Abstract

It is generally accepted that the creative arts make a positive contribution to regional well-being and a diverse range of actors (government bodies, commercial entities, artists, researchers) are active in this space. Given this, it is concerning that the voices of creative artists themselves are sometimes not heard in the conversation. Gayatri Chakravorty Spivak’s work on “resistant speech” is important here for the strategic recourse it offers to a range of subalternate populations, including regional artists, women and children, and for its solidarity with modes of being reliant on qualitative research engagements. Admittedly, examples of creative work that dramatize and interrogate the problem of well-being across the divide between urban and regional areas are comparatively rare. One standout is Tony Birch’s short story “The Red House” (2006), in which a storyline of well-being under threat from domestic violence is interwoven with a peripatetic narrative of the characters’ movements within the city of Melbourne and between the regional community of Clunes and Melbourne. As the lead piece in Birch’s collection of linked stories, Shadowboxing, “The Red House” is a significant literary exploration of how a variety of human relationships and responses to place (regional and urban) might bring about, but also help to alleviate, the circumstances of domestic violence as a threat to the well-being of women and children. Even as it posits a link between regional life and well-being, “The Red House” eschews a simple binary opposition between bucolic Clunes and the inner-city grime and unease of Fitzroy.

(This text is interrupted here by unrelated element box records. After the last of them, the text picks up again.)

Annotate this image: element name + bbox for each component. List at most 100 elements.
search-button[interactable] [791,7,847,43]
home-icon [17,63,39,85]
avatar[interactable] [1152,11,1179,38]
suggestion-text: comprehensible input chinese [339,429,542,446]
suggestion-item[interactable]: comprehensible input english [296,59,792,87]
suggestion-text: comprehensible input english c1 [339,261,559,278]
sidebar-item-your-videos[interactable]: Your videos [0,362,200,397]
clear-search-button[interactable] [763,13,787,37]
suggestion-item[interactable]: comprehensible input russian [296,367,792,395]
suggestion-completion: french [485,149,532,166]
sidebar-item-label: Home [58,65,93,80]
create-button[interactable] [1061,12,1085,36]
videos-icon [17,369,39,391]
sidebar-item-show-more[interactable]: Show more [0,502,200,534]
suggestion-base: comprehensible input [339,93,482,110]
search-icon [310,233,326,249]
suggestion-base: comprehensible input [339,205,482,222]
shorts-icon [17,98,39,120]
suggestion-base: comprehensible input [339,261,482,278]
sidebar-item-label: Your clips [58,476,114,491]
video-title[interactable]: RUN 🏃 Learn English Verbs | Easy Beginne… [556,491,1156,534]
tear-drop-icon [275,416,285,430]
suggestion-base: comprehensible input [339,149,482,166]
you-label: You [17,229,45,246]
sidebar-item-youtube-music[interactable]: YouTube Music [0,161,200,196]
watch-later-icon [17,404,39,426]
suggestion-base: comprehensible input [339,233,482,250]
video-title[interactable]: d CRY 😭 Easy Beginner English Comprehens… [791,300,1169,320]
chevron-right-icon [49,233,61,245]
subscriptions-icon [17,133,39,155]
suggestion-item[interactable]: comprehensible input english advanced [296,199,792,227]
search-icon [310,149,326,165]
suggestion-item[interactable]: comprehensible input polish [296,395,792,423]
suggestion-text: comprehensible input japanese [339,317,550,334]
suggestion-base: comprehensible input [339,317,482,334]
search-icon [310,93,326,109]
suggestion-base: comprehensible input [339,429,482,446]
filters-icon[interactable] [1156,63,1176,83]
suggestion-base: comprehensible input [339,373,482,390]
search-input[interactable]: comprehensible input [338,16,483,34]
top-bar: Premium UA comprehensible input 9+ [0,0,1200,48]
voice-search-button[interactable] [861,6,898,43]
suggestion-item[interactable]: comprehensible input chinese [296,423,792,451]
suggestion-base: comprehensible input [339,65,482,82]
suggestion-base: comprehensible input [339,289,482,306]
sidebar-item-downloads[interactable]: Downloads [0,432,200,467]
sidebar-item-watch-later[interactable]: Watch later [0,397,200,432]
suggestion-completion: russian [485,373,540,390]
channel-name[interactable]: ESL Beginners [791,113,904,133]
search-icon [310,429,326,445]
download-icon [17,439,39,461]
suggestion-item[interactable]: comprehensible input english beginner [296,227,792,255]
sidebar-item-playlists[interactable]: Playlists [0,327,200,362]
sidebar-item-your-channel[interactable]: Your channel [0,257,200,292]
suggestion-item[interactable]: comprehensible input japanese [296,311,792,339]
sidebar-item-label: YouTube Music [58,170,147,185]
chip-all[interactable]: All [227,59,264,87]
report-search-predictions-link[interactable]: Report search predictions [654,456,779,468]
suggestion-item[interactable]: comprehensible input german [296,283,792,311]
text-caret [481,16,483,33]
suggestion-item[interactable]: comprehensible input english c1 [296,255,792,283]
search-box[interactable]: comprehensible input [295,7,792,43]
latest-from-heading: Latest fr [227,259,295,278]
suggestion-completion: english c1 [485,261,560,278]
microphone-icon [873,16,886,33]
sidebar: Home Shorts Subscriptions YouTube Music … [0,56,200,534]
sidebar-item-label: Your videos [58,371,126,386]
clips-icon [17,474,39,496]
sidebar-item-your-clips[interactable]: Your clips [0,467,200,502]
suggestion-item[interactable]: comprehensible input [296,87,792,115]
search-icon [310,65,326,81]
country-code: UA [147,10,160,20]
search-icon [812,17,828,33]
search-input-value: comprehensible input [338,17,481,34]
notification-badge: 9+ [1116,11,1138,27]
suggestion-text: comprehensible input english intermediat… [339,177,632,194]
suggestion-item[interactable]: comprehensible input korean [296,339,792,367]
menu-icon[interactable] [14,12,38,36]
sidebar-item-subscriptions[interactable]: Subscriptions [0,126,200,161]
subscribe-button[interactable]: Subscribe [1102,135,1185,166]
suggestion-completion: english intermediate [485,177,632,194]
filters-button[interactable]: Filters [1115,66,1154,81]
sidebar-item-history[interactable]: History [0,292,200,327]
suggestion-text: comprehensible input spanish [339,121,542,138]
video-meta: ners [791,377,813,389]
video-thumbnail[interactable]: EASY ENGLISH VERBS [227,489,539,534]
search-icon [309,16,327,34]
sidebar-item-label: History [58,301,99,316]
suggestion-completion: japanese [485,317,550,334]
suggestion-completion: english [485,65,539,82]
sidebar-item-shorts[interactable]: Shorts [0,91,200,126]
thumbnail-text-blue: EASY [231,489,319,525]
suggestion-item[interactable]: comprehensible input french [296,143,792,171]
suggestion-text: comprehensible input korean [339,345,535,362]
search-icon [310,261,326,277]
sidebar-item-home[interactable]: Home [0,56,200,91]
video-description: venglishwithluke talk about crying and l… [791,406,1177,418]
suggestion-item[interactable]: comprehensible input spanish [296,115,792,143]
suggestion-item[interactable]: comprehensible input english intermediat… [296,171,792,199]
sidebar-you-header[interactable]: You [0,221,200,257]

Some of the violence and threats to well-being sourced from Melbourne re-appear in Clunes, while certain props of well-being first experienced in Clunes are subtly reincorporated back into the red house in Fitzroy. The relationship between medical well-being (health) and well-being as a more general index of happiness, comfort and security is also explored. Birch’s story is a valuable, fine-grained creative analysis of well-being (extending from happiness, comfort and security to the negative well-being that is domestic violence), which is matched to an equally fine-grained engagement with multiple modalities of place. It contests certain more reductive definitions of the regional and challenges the reader to creatively re-think how regionalism and well-being might align.